Ce bon de 15 % en 30 ans induira des déplacements des populations des campagnes vers les villes, et plus largement de d’autres pays. Ces mobilités vont d’autant plus augmenter que les catastrophes naturelles dues au réchauffement climatique vont s’accélérer, tout cela doublé des guerres et conflits qui obligent des milliers de personnes à fuir leur territoire dans l’urgence.
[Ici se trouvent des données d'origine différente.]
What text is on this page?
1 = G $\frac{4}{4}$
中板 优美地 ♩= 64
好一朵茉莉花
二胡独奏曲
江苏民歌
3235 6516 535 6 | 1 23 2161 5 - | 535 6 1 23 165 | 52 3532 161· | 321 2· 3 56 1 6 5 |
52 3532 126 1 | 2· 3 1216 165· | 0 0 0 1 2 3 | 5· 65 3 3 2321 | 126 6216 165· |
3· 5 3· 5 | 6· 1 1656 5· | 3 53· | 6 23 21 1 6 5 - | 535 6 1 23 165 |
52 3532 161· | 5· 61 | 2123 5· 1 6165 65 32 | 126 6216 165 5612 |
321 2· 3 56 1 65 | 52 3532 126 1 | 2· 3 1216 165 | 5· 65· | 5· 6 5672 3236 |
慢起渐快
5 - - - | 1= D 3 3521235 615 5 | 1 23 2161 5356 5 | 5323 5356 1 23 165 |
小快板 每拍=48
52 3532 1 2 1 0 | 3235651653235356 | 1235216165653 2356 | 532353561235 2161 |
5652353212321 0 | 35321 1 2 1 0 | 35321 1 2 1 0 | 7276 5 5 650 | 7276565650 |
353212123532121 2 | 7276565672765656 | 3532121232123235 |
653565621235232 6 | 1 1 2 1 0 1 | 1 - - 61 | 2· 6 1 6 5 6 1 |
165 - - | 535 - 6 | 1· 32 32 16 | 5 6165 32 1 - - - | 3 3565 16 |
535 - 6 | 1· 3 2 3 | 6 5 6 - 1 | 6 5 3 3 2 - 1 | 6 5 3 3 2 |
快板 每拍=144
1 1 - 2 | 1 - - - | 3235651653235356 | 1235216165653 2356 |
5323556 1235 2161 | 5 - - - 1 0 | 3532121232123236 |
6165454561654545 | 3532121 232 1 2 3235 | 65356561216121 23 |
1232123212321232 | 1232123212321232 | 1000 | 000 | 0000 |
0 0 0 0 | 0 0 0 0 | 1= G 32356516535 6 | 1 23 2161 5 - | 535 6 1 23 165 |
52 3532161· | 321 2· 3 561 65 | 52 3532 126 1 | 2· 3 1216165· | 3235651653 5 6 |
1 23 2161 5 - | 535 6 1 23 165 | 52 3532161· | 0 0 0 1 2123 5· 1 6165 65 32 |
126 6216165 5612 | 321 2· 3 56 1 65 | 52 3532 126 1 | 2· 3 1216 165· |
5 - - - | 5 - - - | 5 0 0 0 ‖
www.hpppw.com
Cette urgence engendre une mobilité précaire, dangereuse, parfois illégale. Les exilés redoublent d’inventivité pour détourner le peu d’affaires et de matériaux qu’ils possèdent ou bien qu’ils trouvent sur place afin de se construire un abri. L’abri les protège des aléas, il est l’écart entre leurs corps et un environnement potentiellement hostile, mais le confort y est mis entre parenthèses. Actuellement plus de 75 millions de personnes dans le monde sont en situation de déplacements forcés, dans un entre-deux où elles n’ont ni racines, ni ancrage, plus aucune identité.

Michel Agier dans Un Monde de camps observe un « encampement du monde » : ces populations habitent le mouvement, et les camps se multiplient et se banalisent sur tous les territoires. Les exilés subissent le voyage et sont contraints à survivre dans une mobilité sans fin : « habiter le campement, c’est s’abriter dans un habitat temporaire qui peut durer » – Habiter le campement, Cité de l’architecture et du patrimoine.